Ce type de conservation locale – qui devrait couvrir les principaux couloirs migratoires et aires de dispersion – est cruciale pour le maintien de l’intégrité écologique des aires protégées. Il nous faut étudier quelles pourraient être les incitations économiques pour les communautés locales qui protègent et conservent nos ressources environnementales vitales – et également trouver moyen de décourager les utilisations des terres dont l’impact va à l’encontre des objectifs initiaux de création de l’aire de conservation. Des programmes de gestion intégrée, faisant appel à l’initiative locale, devraient établir et maintenir des zones tampons sur le pourtour des aires protégées.

Le Kenya envisage de fournir des incitations et éléments dissuasifs économiques susceptibles de prévenir ou de minimiser les dommages environnementaux. Ceux-ci seront efficaces, là où ils sont nécessaires, s’ils sont mis en œ:uvre de manière coordonnée, avec la collaboration et le soutien actif de la communauté internationale. Il faudra que ces instruments économiques soient associés à des mesures de soutien permettant de veiller à ce que les matières premières et l’énergie, et les ressources non renouvelables soient conservées et utilisées de la manière la plus efficace possible. Il est préférable que les matériaux soient réutilisés et recyclés au maximum des possibilités. Les matériaux non dégradables, eux, devront être éliminés efficacement et en toute sécurité.
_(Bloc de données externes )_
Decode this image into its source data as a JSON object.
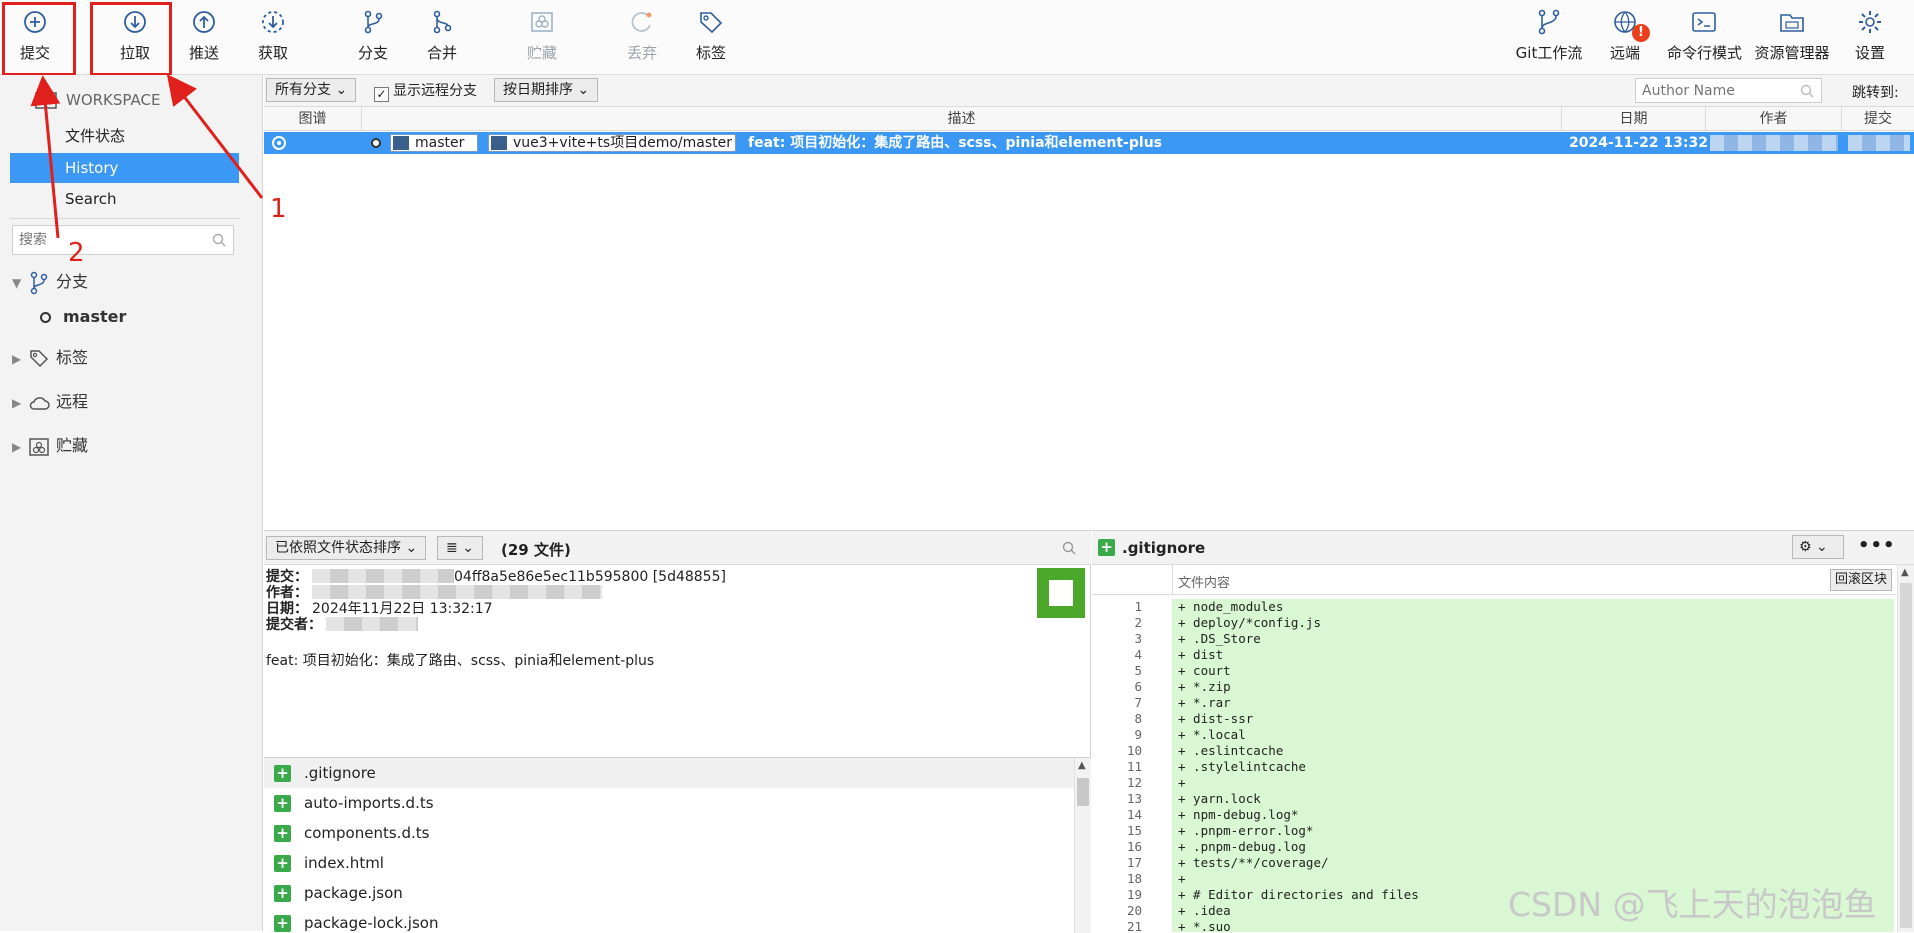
{
  "toolbar": {
    "commit": "提交",
    "pull": "拉取",
    "push": "推送",
    "fetch": "获取",
    "branch": "分支",
    "merge": "合并",
    "stash": "贮藏",
    "discard": "丢弃",
    "tag": "标签",
    "gitflow": "Git工作流",
    "remote": "远端",
    "terminal": "命令行模式",
    "explorer": "资源管理器",
    "settings": "设置",
    "remote_badge": "!"
  },
  "annotations": {
    "n1": "1",
    "n2": "2"
  },
  "sidebar": {
    "workspace": "WORKSPACE",
    "file_status": "文件状态",
    "history": "History",
    "search": "Search",
    "search_placeholder": "搜索",
    "branches": "分支",
    "master": "master",
    "tags": "标签",
    "remotes": "远程",
    "stashes": "贮藏"
  },
  "filter": {
    "all_branches": "所有分支",
    "show_remote": "显示远程分支",
    "sort_date": "按日期排序",
    "author_placeholder": "Author Name",
    "jump_to": "跳转到:"
  },
  "table": {
    "headers": {
      "graph": "图谱",
      "desc": "描述",
      "date": "日期",
      "author": "作者",
      "commit": "提交"
    },
    "row": {
      "local_branch": "master",
      "remote_branch": "vue3+vite+ts项目demo/master",
      "message": "feat: 项目初始化：集成了路由、scss、pinia和element-plus",
      "date": "2024-11-22 13:32"
    }
  },
  "details": {
    "sort_label": "已依照文件状态排序",
    "list_icon": "≣",
    "file_count": "(29 文件)",
    "commit_label": "提交：",
    "commit_hash_tail": "04ff8a5e86e5ec11b595800 [5d48855]",
    "author_label": "作者：",
    "date_label": "日期：",
    "date_value": "2024年11月22日 13:32:17",
    "committer_label": "提交者：",
    "message": "feat: 项目初始化：集成了路由、scss、pinia和element-plus"
  },
  "files": [
    ".gitignore",
    "auto-imports.d.ts",
    "components.d.ts",
    "index.html",
    "package.json",
    "package-lock.json"
  ],
  "diff": {
    "file": ".gitignore",
    "content_label": "文件内容",
    "rollback": "回滚区块",
    "lines": [
      {
        "n": "1",
        "t": "+ node_modules"
      },
      {
        "n": "2",
        "t": "+ deploy/*config.js"
      },
      {
        "n": "3",
        "t": "+ .DS_Store"
      },
      {
        "n": "4",
        "t": "+ dist"
      },
      {
        "n": "5",
        "t": "+ court"
      },
      {
        "n": "6",
        "t": "+ *.zip"
      },
      {
        "n": "7",
        "t": "+ *.rar"
      },
      {
        "n": "8",
        "t": "+ dist-ssr"
      },
      {
        "n": "9",
        "t": "+ *.local"
      },
      {
        "n": "10",
        "t": "+ .eslintcache"
      },
      {
        "n": "11",
        "t": "+ .stylelintcache"
      },
      {
        "n": "12",
        "t": "+"
      },
      {
        "n": "13",
        "t": "+ yarn.lock"
      },
      {
        "n": "14",
        "t": "+ npm-debug.log*"
      },
      {
        "n": "15",
        "t": "+ .pnpm-error.log*"
      },
      {
        "n": "16",
        "t": "+ .pnpm-debug.log"
      },
      {
        "n": "17",
        "t": "+ tests/**/coverage/"
      },
      {
        "n": "18",
        "t": "+"
      },
      {
        "n": "19",
        "t": "+ # Editor directories and files"
      },
      {
        "n": "20",
        "t": "+ .idea"
      },
      {
        "n": "21",
        "t": "+ *.suo"
      }
    ]
  },
  "watermark": "CSDN @飞上天的泡泡鱼",
  "colors": {
    "accent": "#3b98f5",
    "annotation": "#e0201c",
    "added": "#d9f7d3",
    "file_added": "#3aa94a"
  }
}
Les pratiques de développement durable devraient faire en sorte que la conservation et la gestion des ressources naturelles soient considérées comme faisant partie intégrante des projets de développement nationaux et/ou locaux. De même, la formulation de ces projets devrait tenir pleinement compte des facteurs écologiques, économiques et socioculturels. Les activités et projets de développement devraient s’appuyer sur des politiques environnementales raisonnées afin de réduire les effets néfastes sur les ressources naturelles et sur l’environnement en général. Toutes les politiques, projets, programmes et activités susceptibles d’avoir un impact négatif sur les ressources naturelles, sur les écosystèmes et sur l’environnement devraient faire l’objet d’une étude d’impact et être soumis régulièrement à une surveillance et à un suivi environnemental. La dissémination de l’information environnementale et la participation du public aux prises de décisions majeures revêtent une importance critique, tout comme le respect des droits traditionnels et des droits de propriété intellectuelle des communautés locales.
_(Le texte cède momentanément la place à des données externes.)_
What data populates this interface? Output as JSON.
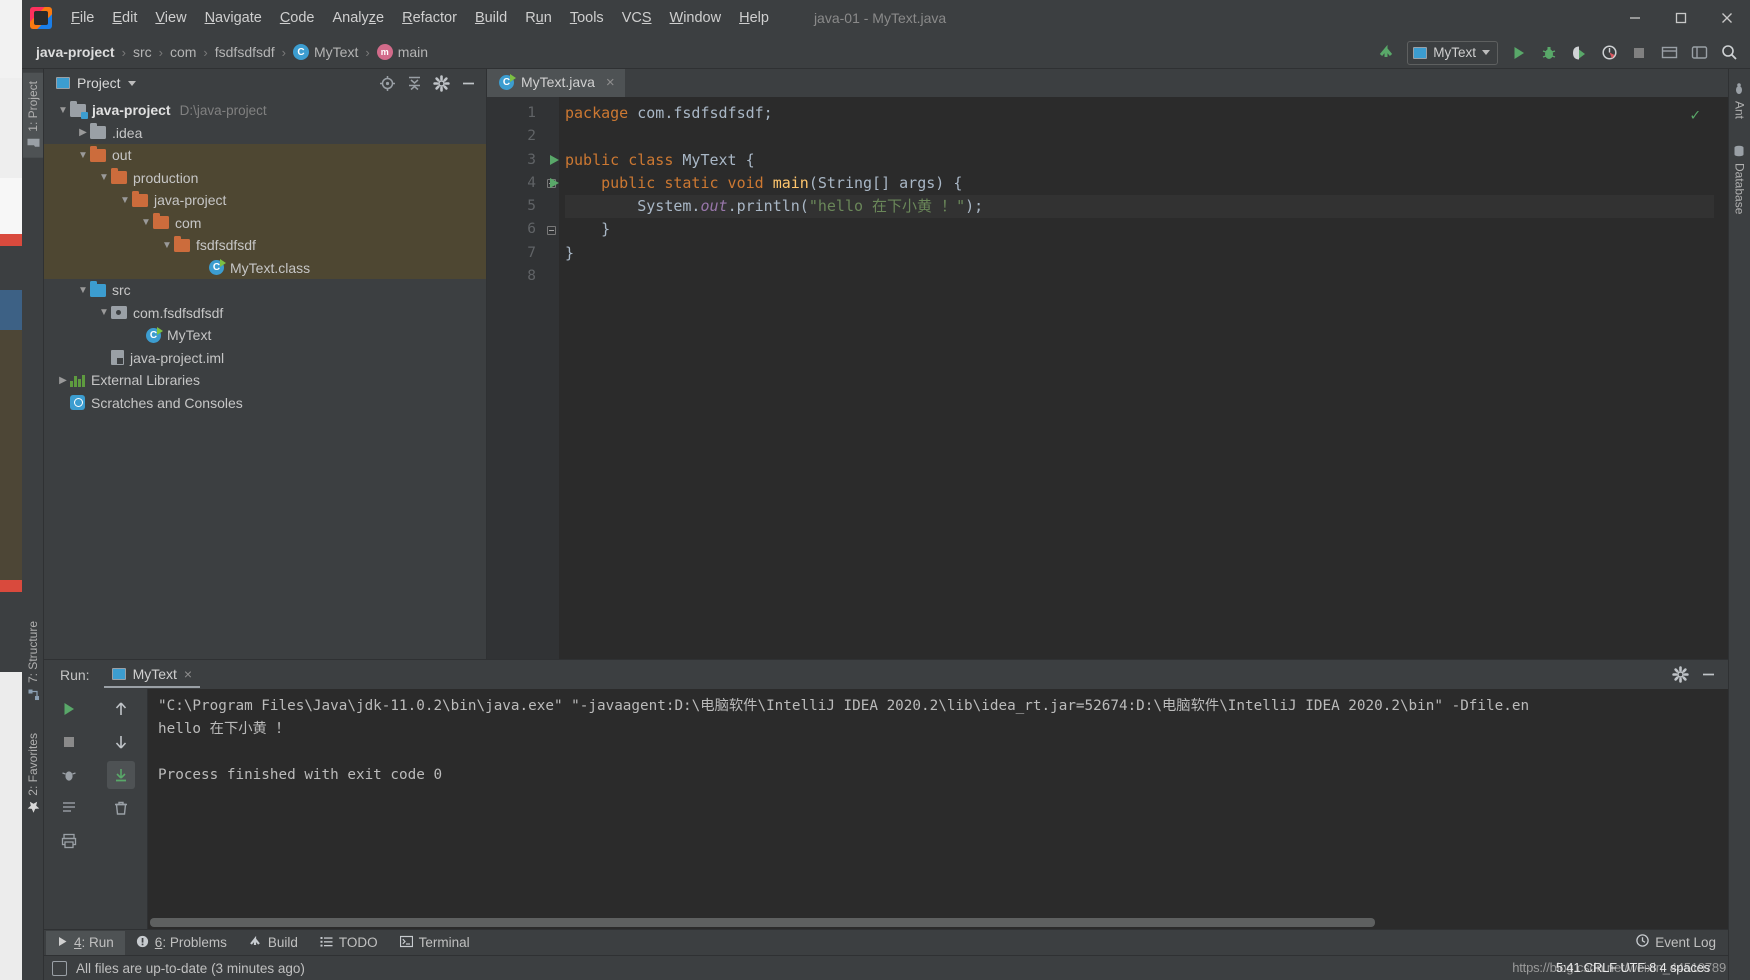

L’accès aux connaissances indigènes et leur utilisation devraient faire l’objet d’un consentement informé préalable des communautés concernées, et de réglementations spécifiques reconnaissant leurs droits dans ce domaine et la valeur économique appropriée. Priorité devrait être donnée aux initiatives génératrices de revenus et de partage des bénéfices.

Les autorités chargées de la gestion des aires protégées devraient posséder les capacités nécessaires pour effectuer des recherches scientifiques et technologiques en matière de conservation, d’utilisation durable et de gestion des ressources naturelles, en mettant l’accent sur les facteurs écologiques et socio-économiques et sur leur intégration. Les résultats des recherches devraient ensuite servir à l’élaboration et à la mise en application de politiques de conservation environnementale. Il faut que les programmes de recherche soient coordonnés de façon à atteindre une synergie et une complémentarité optimales, qu’il y ait échange des résultats obtenus, et que des activités et programmes de recherche conjoints soient mis en place aux niveaux local, national et international. La coopération régionale et internationale est particulièrement importante en matière de conservation des écosystèmes transfrontaliers et des espèces migratoires.

Mon Gouvernement a établi des priorités précises en matière de conservation et de protection de l’environnement. Les programmes environnementaux prioritaires du Gouvernement du Kenya comprennent notamment :

  • la plantation d’au moins 80 millions de semis chaque année dans le cadre d’un programme dynamique de boisement et de reboisement destiné à faire passer la couverture forestière nationale de 1,7 % à 10 % ;

  • la loi sur la coordination et la ges- tion environnementales, que nous sommes en train de mettre en application et qui stipule que tous les plans, politiques, programmes et projets devront faire l’objet d’études d’impact environnemental ;

  • la révision du cadre politique et juridique national, de façon à améliorer la conservation des parcs nationaux et des aires de conservation locales, tout en limitant les conflits populations/espèces sauvages et en accroissant le partage des bénéfices ;

  • la révision du cadre politique et juridique de la gestion des bassins versants, en vue d’améliorer les mesures de gestion.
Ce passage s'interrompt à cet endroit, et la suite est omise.